A Bronx grand jury reportedly had indicted the four officers on second-degree murder charges, and Sharpton has learned that Bronx district attorney Robert Johnson will unseal the indictments this week. Earlier last week, Sharpton and Kadiadou Diallo had talked about plans for her to return. Sharpton suggested that this time Amadou's teenage sister and two brothers should accompany their mother.

The last time he had seen the Diallo family was at Amadou's burial in Guinea, when they were traumatized, not fully aware of what had happened. Sharpton told Mrs. Diallo that he would take them to the Wheeler Avenue apartment building where the cops had gunned down Amadou. "I can't explain it," he says. "They have to see for themselves, feel it. People need to hug and embrace them.

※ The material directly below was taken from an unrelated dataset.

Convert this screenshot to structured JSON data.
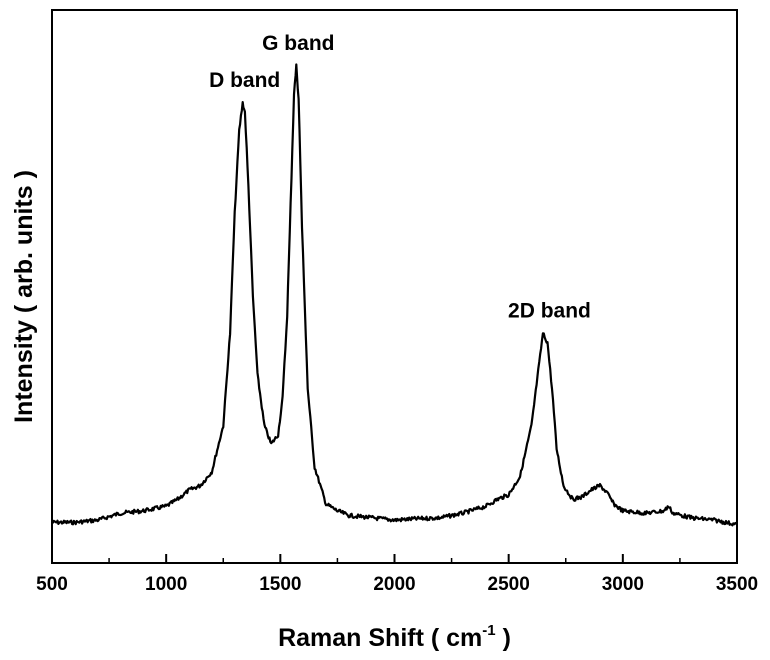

They must understand the impact of their brother's death and what it started."

That, Sharpton says, was his "secret agreement" with Mrs. Diallo. In addition, Sharpton made her a promise.

"I promised her that these cops would be arrested," he recalls. "I promised to take her and her family to the courtroom on that day. All I want is when those four cops walk out there and are indicted for second-degree murder, they are looking into the faces of African parents who believed in America and allowed their son to come here to chase the American dream that turned into a nightmare. I want them to go to sleep at night seeing Mrs. Diallo's face. I want them to be haunted by the faces of his brothers and sister. I want them to come face-to-face with the reality of what they did to a human family."